The ministers attended a meeting of Association of Southeast Asian Nations (ASEAN) in Cambodia.

China summoned the U.S. earlier. Ambassador Nicholas Burns to protest Pelosi’s visit. After meeting President TsaiIng-wen, and other events, the speaker left Taiwan Wednesday. After meeting with President Tsai Ing-wen, she traveled onward to South Korea and Japan. These two countries are home to U.S. military bases, and they could become involved in a Taiwan conflict.

According to the official Xinhua News Agency, the Chinese exercises will involve forces from the Navy, Air Force, Rocket Force, Strategic Support Force, and Logistic Support Force.

These are thought to be the most significant in Taiwan, according to geographical data. Beijing announced six exercise zones around the island.

Learn More Column: Pelosi’s Visit to Taiwan is the Type of Virtue That Signals U.S.-China Relations Can Be Without

U.S. Secretary of State Antony Blinken addressed the drills Thursday saying, “I hope very much that Beijing will not manufacture a crisis or seek a pretext to increase its aggressive military activity. We countries around the world believe that escalation serves no one and could have unintended consequences that serve no one’s interests.”

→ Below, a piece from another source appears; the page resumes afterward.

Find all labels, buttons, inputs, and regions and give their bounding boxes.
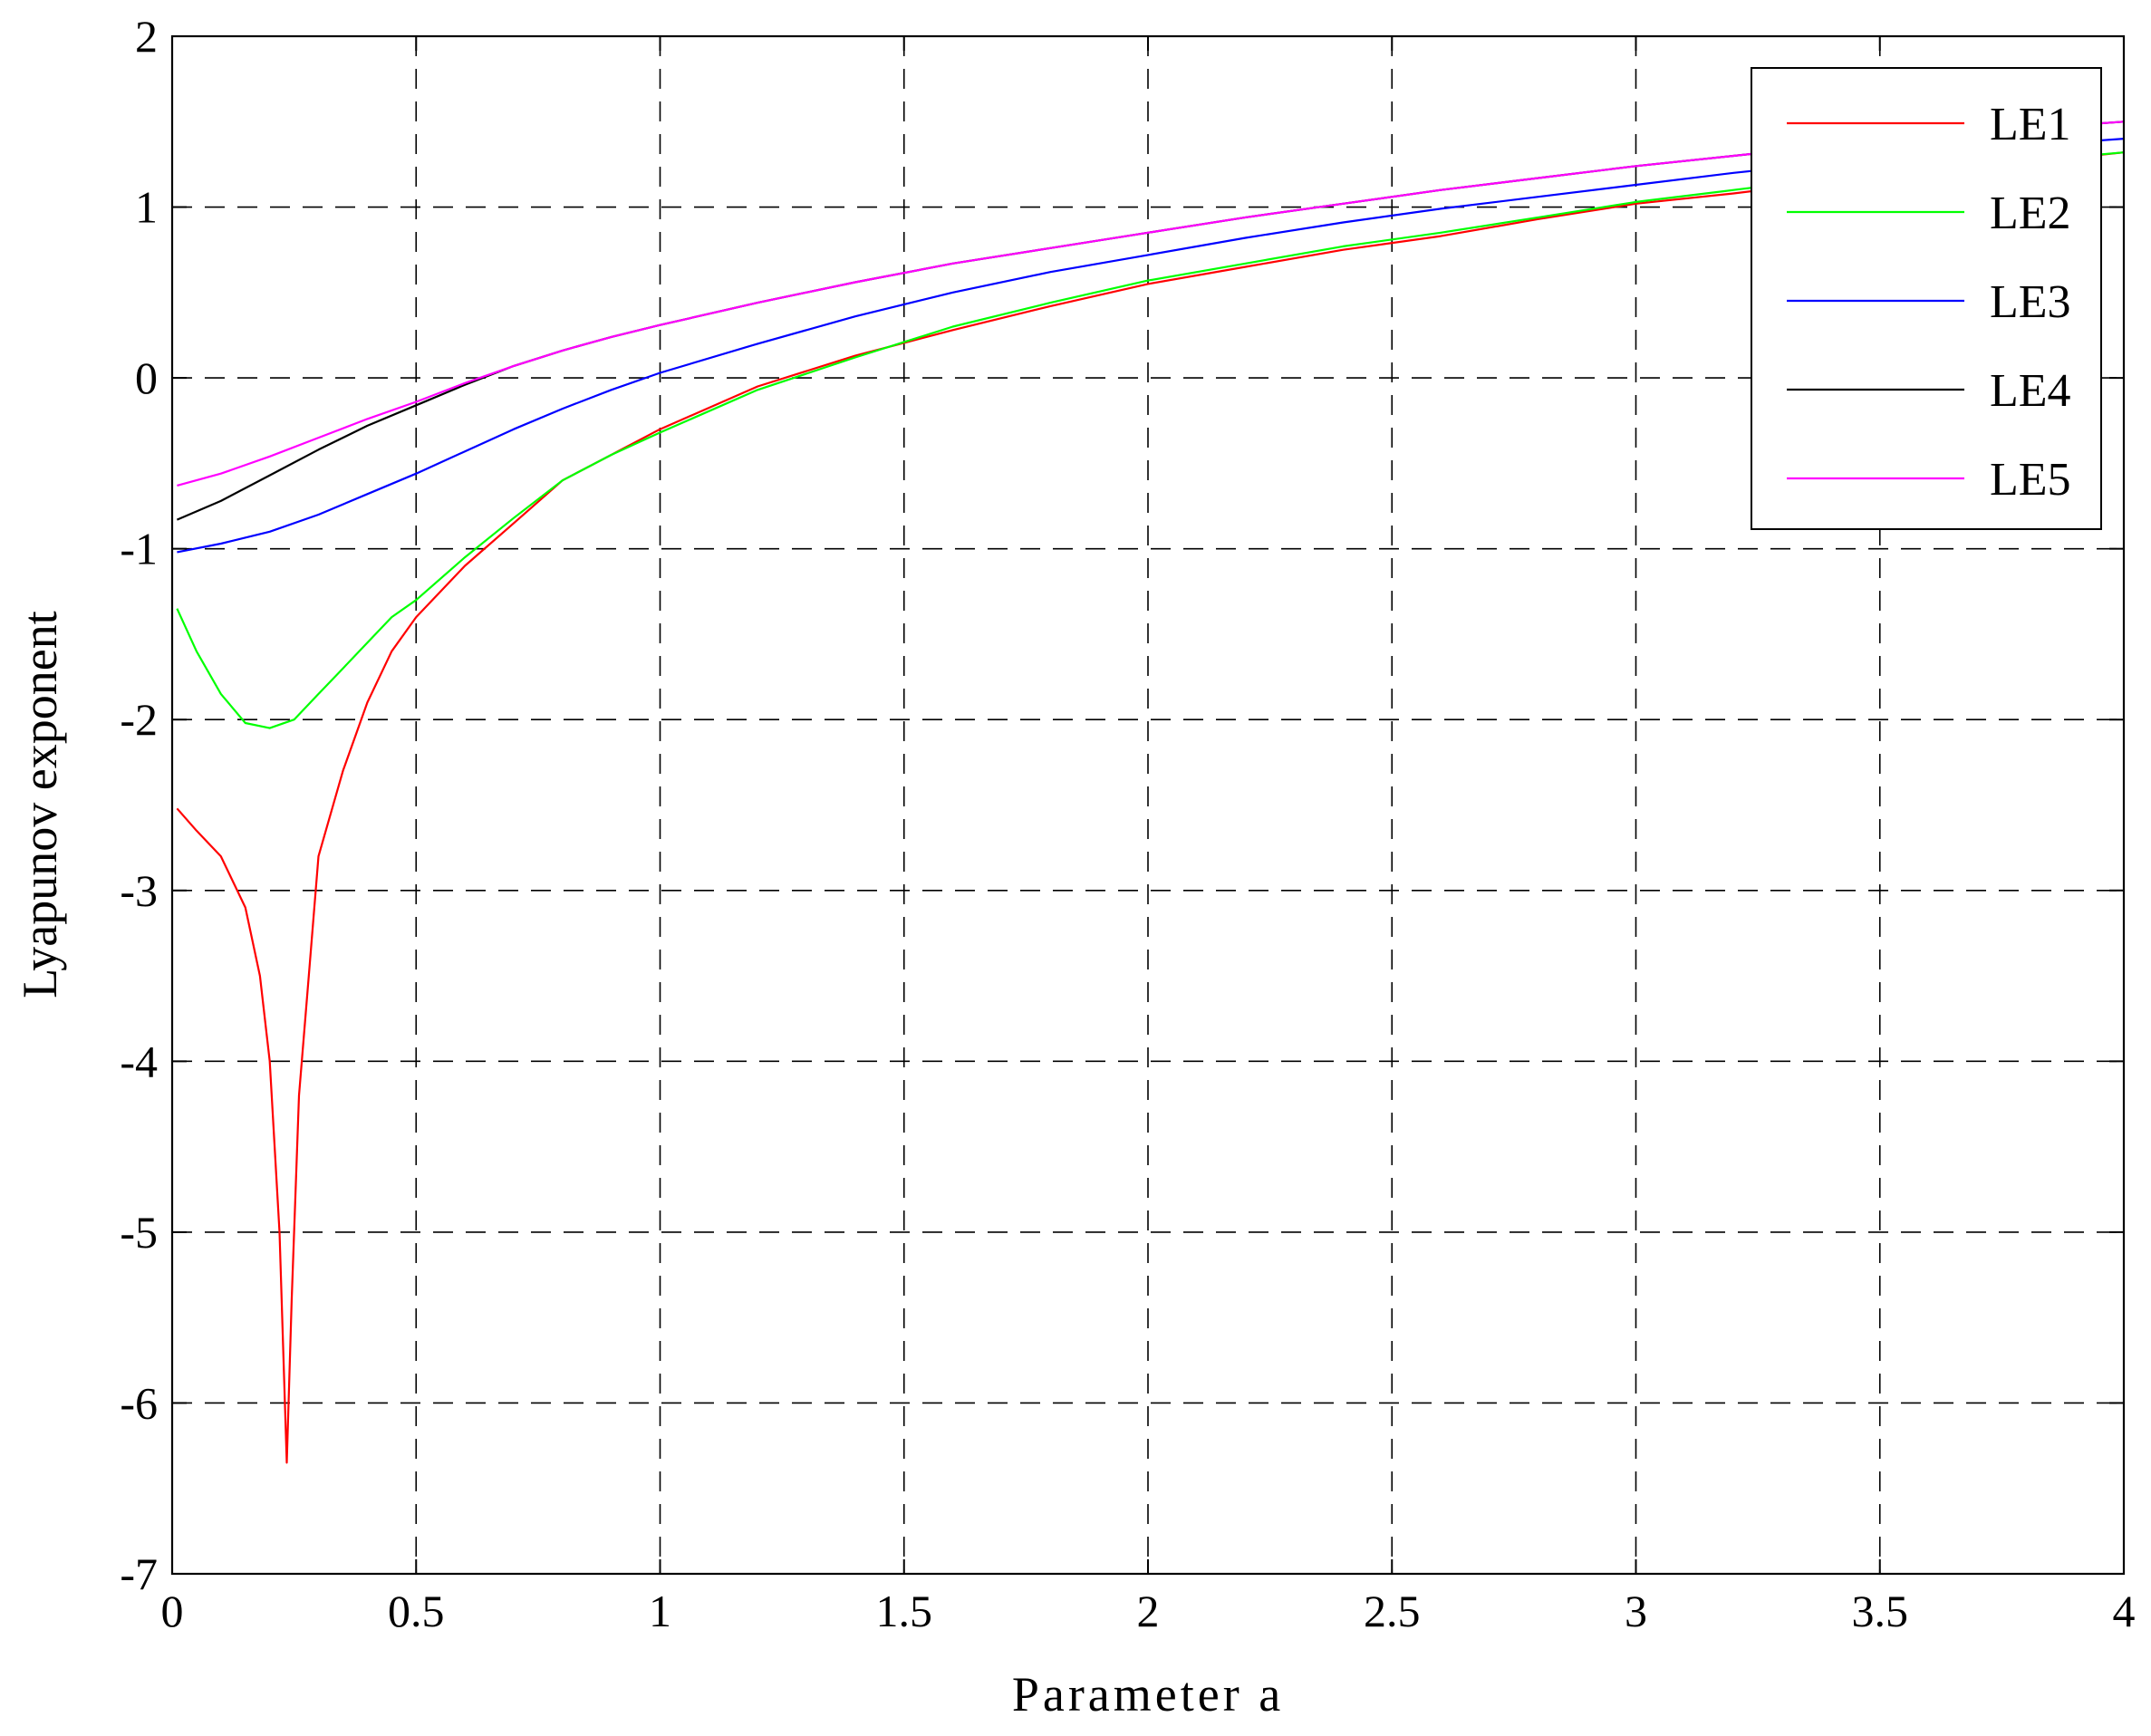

U.S. law requires the government to treat threats to Taiwan, including blockades, as matters of “grave concern.”

The drills are due to run from Thursday to Sunday and include missile strikes on targets in the seas north and south of the island in an echo of the last major Chinese military drills aimed at intimidating Taiwan’s leaders and voters held in 1995 and 1996.

Taiwan’s military has been on high alert. They also staged civil defense drills. But, overall the atmosphere remained calm on Friday. To avoid Chinese drills, fishermen remain in port and have cancelled or diverted flights.

In the northern port of Keelung, Lu Chuan-hsiong, 63, was enjoying his morning swim Thursday, saying he wasn’t worried.

“Everyone should want money, not bullets,” Lu said.